= Museum of the City of San Francisco =

Permanently closed museum about the history of San Francisco, CA

The Museum of the City of San Francisco was a nonprofit museum containing a collection of historic artifacts related to San Francisco.

==History==

The Museum of the City of San Francisco was founded in 1991 by Gladys Hansen, who had recently retired as the city archivist of San Francisco. It was recognized as the official historical museum of San Francisco by the Board of Supervisors in 1995. The museum had a small exhibit space at The Cannery (a former Del Monte fruit-canning plant that is now a shopping center) until 2000, when it lost its lease. It then had temporary exhibits at Pier 45 and San Francisco City Hall. Hansen also published a website under the same name from 1988 on.

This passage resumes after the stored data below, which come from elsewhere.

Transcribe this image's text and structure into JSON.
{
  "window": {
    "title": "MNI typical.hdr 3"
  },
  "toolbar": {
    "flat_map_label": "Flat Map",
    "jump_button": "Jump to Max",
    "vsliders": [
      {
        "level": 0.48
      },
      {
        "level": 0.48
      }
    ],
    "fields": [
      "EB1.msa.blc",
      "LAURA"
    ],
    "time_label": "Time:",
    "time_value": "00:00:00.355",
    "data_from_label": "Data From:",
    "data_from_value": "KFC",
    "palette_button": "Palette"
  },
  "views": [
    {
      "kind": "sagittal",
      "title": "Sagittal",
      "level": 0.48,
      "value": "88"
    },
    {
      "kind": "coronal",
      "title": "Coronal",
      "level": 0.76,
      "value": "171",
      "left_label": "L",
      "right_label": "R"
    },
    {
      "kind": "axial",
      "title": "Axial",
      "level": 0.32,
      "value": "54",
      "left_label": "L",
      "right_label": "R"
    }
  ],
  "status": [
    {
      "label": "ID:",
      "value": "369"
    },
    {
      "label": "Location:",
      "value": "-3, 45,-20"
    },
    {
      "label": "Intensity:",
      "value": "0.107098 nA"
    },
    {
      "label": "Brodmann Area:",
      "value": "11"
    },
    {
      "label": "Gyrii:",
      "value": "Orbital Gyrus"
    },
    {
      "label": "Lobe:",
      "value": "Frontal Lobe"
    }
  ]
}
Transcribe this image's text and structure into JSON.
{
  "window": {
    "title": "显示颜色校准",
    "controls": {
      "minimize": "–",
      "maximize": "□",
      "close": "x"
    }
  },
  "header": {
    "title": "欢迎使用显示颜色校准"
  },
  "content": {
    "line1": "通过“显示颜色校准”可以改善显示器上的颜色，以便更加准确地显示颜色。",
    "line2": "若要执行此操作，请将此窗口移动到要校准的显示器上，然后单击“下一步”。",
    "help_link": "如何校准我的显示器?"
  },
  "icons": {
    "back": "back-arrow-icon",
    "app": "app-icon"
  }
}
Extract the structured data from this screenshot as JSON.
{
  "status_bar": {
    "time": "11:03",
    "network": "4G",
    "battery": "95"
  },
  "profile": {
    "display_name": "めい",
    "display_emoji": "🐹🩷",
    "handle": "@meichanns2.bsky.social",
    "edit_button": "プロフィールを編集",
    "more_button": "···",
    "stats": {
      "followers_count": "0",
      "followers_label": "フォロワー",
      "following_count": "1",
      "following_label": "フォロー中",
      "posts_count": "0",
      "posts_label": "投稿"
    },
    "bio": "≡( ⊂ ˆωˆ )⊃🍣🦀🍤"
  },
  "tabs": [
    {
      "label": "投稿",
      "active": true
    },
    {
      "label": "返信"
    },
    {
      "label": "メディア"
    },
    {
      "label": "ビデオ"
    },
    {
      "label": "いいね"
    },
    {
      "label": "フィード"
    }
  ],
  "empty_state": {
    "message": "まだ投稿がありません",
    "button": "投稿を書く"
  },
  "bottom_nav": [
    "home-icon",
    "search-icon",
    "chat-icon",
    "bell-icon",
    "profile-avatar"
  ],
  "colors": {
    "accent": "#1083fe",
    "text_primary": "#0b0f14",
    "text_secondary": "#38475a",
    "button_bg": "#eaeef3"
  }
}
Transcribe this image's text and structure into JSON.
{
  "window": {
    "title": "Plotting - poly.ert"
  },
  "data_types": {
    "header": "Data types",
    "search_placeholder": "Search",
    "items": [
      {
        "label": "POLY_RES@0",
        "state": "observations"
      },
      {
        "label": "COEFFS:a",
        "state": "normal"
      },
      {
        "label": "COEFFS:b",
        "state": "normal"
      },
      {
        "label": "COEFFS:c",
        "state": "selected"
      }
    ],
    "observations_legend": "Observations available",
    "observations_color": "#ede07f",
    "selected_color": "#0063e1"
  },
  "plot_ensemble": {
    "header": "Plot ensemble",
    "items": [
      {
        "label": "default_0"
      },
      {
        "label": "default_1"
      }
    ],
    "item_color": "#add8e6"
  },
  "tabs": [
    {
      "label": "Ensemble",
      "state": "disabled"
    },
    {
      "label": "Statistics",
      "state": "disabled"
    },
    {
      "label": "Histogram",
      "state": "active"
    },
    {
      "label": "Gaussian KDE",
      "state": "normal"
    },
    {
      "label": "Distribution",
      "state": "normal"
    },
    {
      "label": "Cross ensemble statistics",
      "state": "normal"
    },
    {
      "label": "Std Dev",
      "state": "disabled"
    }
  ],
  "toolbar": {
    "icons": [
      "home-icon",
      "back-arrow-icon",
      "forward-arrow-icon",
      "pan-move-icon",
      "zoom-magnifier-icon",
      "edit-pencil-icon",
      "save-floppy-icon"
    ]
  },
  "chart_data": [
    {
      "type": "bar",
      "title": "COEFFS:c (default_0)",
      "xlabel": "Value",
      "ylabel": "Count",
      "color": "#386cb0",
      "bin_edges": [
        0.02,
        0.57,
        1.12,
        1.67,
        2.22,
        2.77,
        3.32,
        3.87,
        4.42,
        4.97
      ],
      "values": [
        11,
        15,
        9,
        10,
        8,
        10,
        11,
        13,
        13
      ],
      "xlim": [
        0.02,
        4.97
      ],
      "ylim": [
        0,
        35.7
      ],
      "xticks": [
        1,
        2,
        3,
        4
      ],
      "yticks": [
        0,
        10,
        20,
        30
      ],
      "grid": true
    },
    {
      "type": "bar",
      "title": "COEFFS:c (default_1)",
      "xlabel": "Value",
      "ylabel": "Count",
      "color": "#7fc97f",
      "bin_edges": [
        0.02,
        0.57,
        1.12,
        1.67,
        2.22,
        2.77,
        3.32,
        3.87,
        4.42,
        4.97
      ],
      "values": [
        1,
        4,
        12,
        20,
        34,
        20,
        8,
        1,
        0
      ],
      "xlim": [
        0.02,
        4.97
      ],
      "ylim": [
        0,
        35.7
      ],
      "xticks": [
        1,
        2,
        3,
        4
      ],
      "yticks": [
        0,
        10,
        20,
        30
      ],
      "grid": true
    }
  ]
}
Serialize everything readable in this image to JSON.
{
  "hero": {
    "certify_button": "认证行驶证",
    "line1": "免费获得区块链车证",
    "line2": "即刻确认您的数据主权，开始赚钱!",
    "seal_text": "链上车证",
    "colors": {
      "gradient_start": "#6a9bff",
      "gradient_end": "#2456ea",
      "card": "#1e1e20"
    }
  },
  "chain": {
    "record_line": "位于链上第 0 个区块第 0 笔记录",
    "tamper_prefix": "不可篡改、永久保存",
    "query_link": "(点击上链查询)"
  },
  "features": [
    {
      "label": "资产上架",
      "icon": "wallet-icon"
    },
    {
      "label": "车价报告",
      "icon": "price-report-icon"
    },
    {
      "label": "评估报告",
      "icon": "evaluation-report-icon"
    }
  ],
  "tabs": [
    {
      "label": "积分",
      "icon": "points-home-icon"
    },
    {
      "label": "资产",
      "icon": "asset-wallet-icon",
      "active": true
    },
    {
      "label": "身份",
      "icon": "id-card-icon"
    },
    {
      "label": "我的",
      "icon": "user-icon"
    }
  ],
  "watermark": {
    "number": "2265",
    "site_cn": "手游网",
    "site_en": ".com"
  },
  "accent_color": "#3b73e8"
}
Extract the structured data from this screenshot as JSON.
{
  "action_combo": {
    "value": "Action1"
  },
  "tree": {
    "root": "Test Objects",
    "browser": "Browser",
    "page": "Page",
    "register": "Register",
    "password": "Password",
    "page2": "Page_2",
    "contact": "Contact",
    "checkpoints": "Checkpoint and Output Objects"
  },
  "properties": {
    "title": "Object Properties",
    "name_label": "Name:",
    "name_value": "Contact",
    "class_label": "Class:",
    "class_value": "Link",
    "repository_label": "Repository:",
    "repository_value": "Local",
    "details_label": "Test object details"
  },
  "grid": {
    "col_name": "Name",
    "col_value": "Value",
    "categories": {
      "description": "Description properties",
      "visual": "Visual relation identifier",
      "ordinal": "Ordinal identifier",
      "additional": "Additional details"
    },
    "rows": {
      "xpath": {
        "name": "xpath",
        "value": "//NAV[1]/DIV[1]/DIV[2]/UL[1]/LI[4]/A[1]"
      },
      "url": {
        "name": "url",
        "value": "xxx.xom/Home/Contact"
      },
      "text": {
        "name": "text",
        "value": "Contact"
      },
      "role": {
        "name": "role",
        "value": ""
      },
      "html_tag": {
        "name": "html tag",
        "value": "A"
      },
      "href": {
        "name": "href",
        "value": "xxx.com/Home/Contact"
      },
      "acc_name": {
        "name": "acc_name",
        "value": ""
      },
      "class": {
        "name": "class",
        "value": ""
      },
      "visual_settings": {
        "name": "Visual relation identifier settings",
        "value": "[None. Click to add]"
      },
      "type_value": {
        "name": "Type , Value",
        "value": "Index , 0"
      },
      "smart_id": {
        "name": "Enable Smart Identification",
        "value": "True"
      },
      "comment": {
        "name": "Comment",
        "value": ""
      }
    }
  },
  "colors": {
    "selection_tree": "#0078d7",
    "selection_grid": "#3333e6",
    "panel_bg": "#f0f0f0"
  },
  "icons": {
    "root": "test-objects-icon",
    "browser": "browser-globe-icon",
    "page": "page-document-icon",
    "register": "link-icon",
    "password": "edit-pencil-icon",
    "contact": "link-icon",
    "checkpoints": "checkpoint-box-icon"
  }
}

In February 2002, the Museum of the City of San Francisco merged with the San Francisco Historical Society to create the San Francisco Museum and Historical Society. One of the purposes of the merger of the two organizations was to put together a single proposal to renovate and operate the Old San Francisco Mint as a history museum, a project that was canceled in 2015 due to renovation costs outpacing fundraising efforts.

In 2013, Hansen started partnering with the Bethlehem Shipyard Museum on exhibits, and displayed her collection at a location near Union Square. The non-profit ceased operating in 2018.